READ: Patrick T. Brown on What’s Next for the Pro-Life Cause


December 17, 2021 | The Pillar


Editor’s note: The Supreme Court case Dobbs v Jackson Women’s Health Organization has the potential to revisit, or even revise, much of the settled jurisprudence around legalized abortion in the United States. So — what makes this case, and this moment, different? 

Charlie Camosy sat down with Patrick Brown, a Fellow at the Ethics and Public Policy Center, and Kathryn Lopez, director of the Center for Religion, Culture, and Civil Society at the National Review Institute, to talk about where things stand, and what comes next for the pro-life cause.


Camosy: I think I know the answer to this question, but let me ask it anyway: why do you think this a key moment for the pro-life movement when it comes to thinking about how we respond to, for lack of a better way of saying it, abortion demand?

Brown: If the Court does allow the Mississippi law [banning abortion after 15 weeks of pregnancy] to stand, we’re going to be in a whole new ballgame. States will have much wider latitude to protect children in the womb, but the pro-choice side will also be energized and fighting hard to make those victories hard to come by. 

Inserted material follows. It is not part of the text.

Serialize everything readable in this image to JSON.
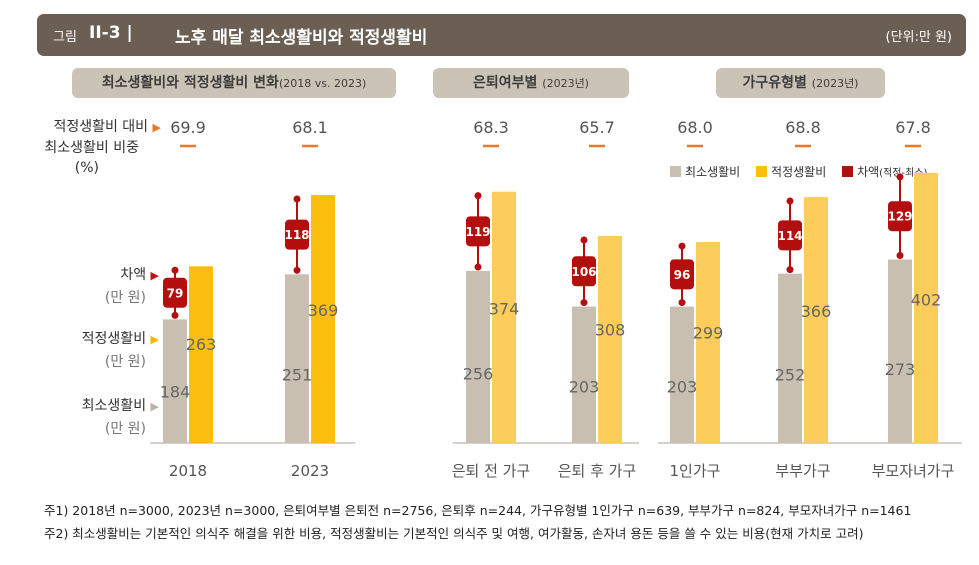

So, if we want to achieve meaningful pro-life victories, it’s going to be important to reduce the need for abortion, not just reduce access to it. We have to show that we are accompanying women facing crisis pregnancies through public policy as well as through the heroic work so many centers and volunteers already do. 

Lopez: This is really a time for choosing, to borrow a phrase. Do we truly stand with women, and children, and families, in ways beyond what we’re doing now?

The people who are on the front lines of the pro-life movement do tremdnous work at women’s care centers and maternity homes. I often point to the charism of the Sisters of Life, founded by the late Cardinal O’Connor in New York, as the way we are all called to live to some extent. They, as consecrated religious, are set apart, showing us what we ought to be striving for. Do we live our lives as heralds of the Gospel of Life

One of the most important initiatives I’ve seen, perhaps in my life, is the Walking with Moms in Need initiative from the U.S. Conference of Catholic Bishops. It’s not another document that goes largely unread — it is a challenge to each and every parish in America to do exactly what the name suggests. The materials they provide guide a self-assessment, to see what the parish does and what the needs are. 

One of the disadvantages we have as Catholics is, because the institutional Church is so enormous, we can tend to assume needs are being met. This is absolutely [what we assume] when it comes to foster care and adoption. 

If a scared pregnant woman stopped you while you were kneeling after Mass or during a midday prayer visit, would you know how to help her avoid having to have an abortion? Would the parish secretary or pastor know what to say or do if she knocked on the rectory or parish office door? 

Even more fundamentally, do the young women — and men – know who would support them if they found themselves pregnant unexpectedly? Or would they think we would be all judgment? We really need to live the culture of life more radically.